Why It’s So Important To Understand What’s In Our Web Archives


Kalev Leetaru, Contributor

November 28, 2015

Last week I explored what precisely makes up the 20 year archive of the web held in the Internet Archive’s Wayback Machine. Several of those findings have spawned considerable discussion over the past week within the library and web archival communities about what it means to archive the web, how much documentation and metadata is enough, the tradeoffs in completeness vs reach, and how to better engage with the myriad constituencies served by web archives.

Why is it so important to understand what’s in our web archives? Perhaps the most important reason is that as an infinite and ever-changing landscape, it is simply impossible to archive the “entire internet” and perfectly preserve every change to every page in existence. Web archives are by their very nature an imperfect record of the web and constructing them is an exercise in countless tradeoffs of how to preserve an infinite stream with finite resources.

At the most basic level there is the question of how to seed the crawlers of an archive and what kinds of websites they should prioritize. Should an archive prioritize government content as a lens onto the information a government provides its citizens, educational websites as the output of the nation’s centers of learning, commercial websites as an indicator of commercial use of the web, or personal websites as a window onto civil society? Should an archive focus its efforts on preserving at least one copy of every page in existence to capture the breath of the web, or should it focus on regular continued snapshots of a smaller set of pages over time to capture the evolution of the web?

To what degree should an archive attempt to preserve the content and experience of dynamic websites such as databases and search engines or interactive and personalized websites? When examining change over time, should only changes to the text of a page be archived or should any change to the template of a page or the selection of advertisements displayed on it count?

There is no single “right” answer to any of these questions. Each of the many constituencies of web archives have their own unique needs that can be at odds with each other. The newspaper division of a national library might be interested in preserving at least one copy of every article published by an online news website in the country. A political communications scholar, on the other hand, might want to track how government press releases are being modified over time or the evolution of a major political blog over many years. The former devotes all crawling activity to finding new links, while the latter requires precise continuous high-density snapshots over decades.

In terms of interface and metadata, an ordinary citizen user might simply want to look up the last available version of a page that is no longer accessible. A scholar, on the other hand, might want to understand why a particular site was crawled more frequently during a particular period and why some highly-linked inner pages of the site are absent from the archive. A lawyer might need to authenticate the precise moment that a page was captured and from where.

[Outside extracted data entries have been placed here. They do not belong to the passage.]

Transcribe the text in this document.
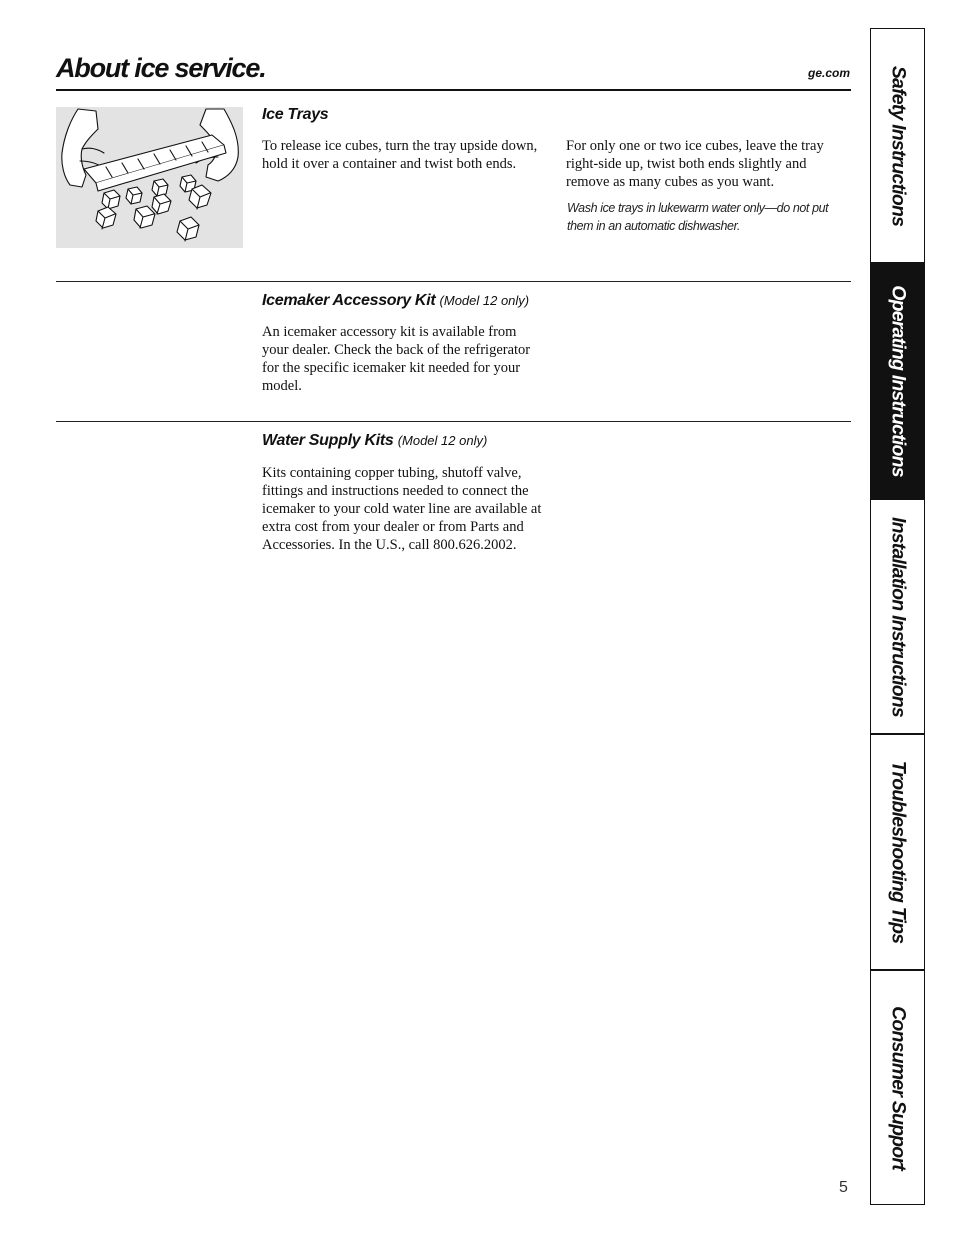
About ice service.	ge.com
Ice Trays

To release ice cubes, turn the tray upside down, hold it over a container and twist both ends.

For only one or two ice cubes, leave the tray right-side up, twist both ends slightly and remove as many cubes as you want.

Wash ice trays in lukewarm water only—do not put them in an automatic dishwasher.

Icemaker Accessory Kit (Model 12 only)

An icemaker accessory kit is available from your dealer. Check the back of the refrigerator for the specific icemaker kit needed for your model.

Water Supply Kits (Model 12 only)

Kits containing copper tubing, shutoff valve, fittings and instructions needed to connect the icemaker to your cold water line are available at extra cost from your dealer or from Parts and Accessories. In the U.S., call 800.626.2002.

Safety Instructions
Operating Instructions
Installation Instructions
Troubleshooting Tips
Consumer Support
5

Understanding the decisions made by an archive’s crawlers is perhaps the most important obstacle to large-scale scholarly use of web archives. A researcher examining the evolution of digital humanities on the web, for instance, needs to understand whether the archive being examined had collection policies or crawler heuristics that might bias it away from crawling such websites, considerably skewing the underlying sample. Alternatively, a scholar studying online news needs to understand how the Archive handles cookie-mediated metered access and news paywalls and how it traverses news sites and whether those characteristics might skew it towards certain sections of the outlet.

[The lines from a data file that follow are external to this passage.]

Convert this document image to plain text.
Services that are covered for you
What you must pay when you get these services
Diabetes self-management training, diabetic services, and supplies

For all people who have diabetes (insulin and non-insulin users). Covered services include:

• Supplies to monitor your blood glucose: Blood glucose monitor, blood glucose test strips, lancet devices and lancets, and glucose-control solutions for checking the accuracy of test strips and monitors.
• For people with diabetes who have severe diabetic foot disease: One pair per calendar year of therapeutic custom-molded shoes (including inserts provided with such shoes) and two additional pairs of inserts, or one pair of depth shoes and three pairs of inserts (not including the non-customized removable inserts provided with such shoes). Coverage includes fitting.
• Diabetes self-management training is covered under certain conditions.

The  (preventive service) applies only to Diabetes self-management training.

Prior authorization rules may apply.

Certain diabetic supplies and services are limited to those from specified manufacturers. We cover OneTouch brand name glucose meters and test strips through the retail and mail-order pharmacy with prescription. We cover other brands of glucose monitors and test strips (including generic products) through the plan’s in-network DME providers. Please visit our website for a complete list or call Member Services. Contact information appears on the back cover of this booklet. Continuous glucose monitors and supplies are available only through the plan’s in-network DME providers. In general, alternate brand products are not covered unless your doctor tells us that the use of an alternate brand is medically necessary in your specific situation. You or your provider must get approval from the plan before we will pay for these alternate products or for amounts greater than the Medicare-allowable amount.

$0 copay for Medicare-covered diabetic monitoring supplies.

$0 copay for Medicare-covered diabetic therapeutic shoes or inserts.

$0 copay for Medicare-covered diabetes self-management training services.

Few web archives today provide such transparency into the operation of their collection policies and technologies. This is problematic in that many studies and publications using collections like the Wayback Machine make assumptions about characteristics like inclusion criteria and recrawl rates. In my own interactions with academic researchers, I have heard it frequently asserted that the Wayback Machine’s recrawl rate can be used as a direct measure of the update speed of a website. However, the Archive has never provided guidance on how they determine their recrawl rate and my findings of last week suggest the rate at which the Archive recrawls pages is not highly correlated to a page’s expected rate of content updates.

At the same time, few scholars have the ability or expertise to study web archives at these scales. Like with other kinds of “big data” such as social media, most researchers tend to extract small samples of data from web archives to derive conclusions from. Such samples are often too small to reveal the kinds of macro-level biases that can only be observed when looking at the dataset as a whole. Without knowing what’s in our archives, we are simply stumbling through the dark.

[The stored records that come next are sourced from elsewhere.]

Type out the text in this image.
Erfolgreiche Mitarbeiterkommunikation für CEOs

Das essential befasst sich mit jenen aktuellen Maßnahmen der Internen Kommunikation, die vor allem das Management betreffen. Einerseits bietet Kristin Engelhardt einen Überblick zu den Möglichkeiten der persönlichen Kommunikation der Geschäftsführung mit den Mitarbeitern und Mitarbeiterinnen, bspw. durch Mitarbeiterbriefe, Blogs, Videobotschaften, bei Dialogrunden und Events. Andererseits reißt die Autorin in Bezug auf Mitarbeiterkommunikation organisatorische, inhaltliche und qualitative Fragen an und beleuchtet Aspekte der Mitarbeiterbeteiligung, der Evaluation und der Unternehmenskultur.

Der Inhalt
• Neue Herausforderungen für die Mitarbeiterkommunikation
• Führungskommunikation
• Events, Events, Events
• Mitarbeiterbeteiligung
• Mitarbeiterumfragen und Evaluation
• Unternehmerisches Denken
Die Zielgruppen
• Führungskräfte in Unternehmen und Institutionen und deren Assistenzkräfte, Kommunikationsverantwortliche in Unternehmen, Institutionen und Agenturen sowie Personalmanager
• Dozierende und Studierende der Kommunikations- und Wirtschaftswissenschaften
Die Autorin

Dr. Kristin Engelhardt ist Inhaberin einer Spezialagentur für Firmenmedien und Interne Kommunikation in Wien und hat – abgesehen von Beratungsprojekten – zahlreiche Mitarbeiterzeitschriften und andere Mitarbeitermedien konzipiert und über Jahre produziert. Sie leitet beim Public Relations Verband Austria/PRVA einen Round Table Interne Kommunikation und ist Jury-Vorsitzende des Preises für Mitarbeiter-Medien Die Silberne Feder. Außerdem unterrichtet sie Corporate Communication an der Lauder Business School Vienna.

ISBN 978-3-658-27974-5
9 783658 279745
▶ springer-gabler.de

Given that no web archive will ever be perfect, what is the purpose of studying the limitations and biases in today’s archives? Within the academic community there has been a growing discourse and unease in certain quarters about the lack of visibility into how the datasets we use have been constructed and how those decisions might bias the results we draw from them. For example, a recent paper questioned whether findings derived from the Google Ngrams collection may be heavily skewed towards scientific and medical literature, potentially biasing or invalidating certain results derived from the collection. Without spending the time to understand what makes up the web archives we use, we are doomed to repeat this same exercise with web research.

The web archives of today were never designed for high-accuracy stable-snapshot research on the evolution of the web, offering all the more reason to bolster our understanding of what is in them. Indeed, the “big data” era as a whole has come to be defined by the use of data in novel ways it was never designed for. However, doing so often entails breaking critical assumptions the builders of the datasets had in how they might be used and their expectations of its limitations and the impact of any potential biases. Moreover, certain kinds of biases won’t manifest themselves until datasets are used in certain novel ways, meaning that locating and addressing such biases is an ongoing process.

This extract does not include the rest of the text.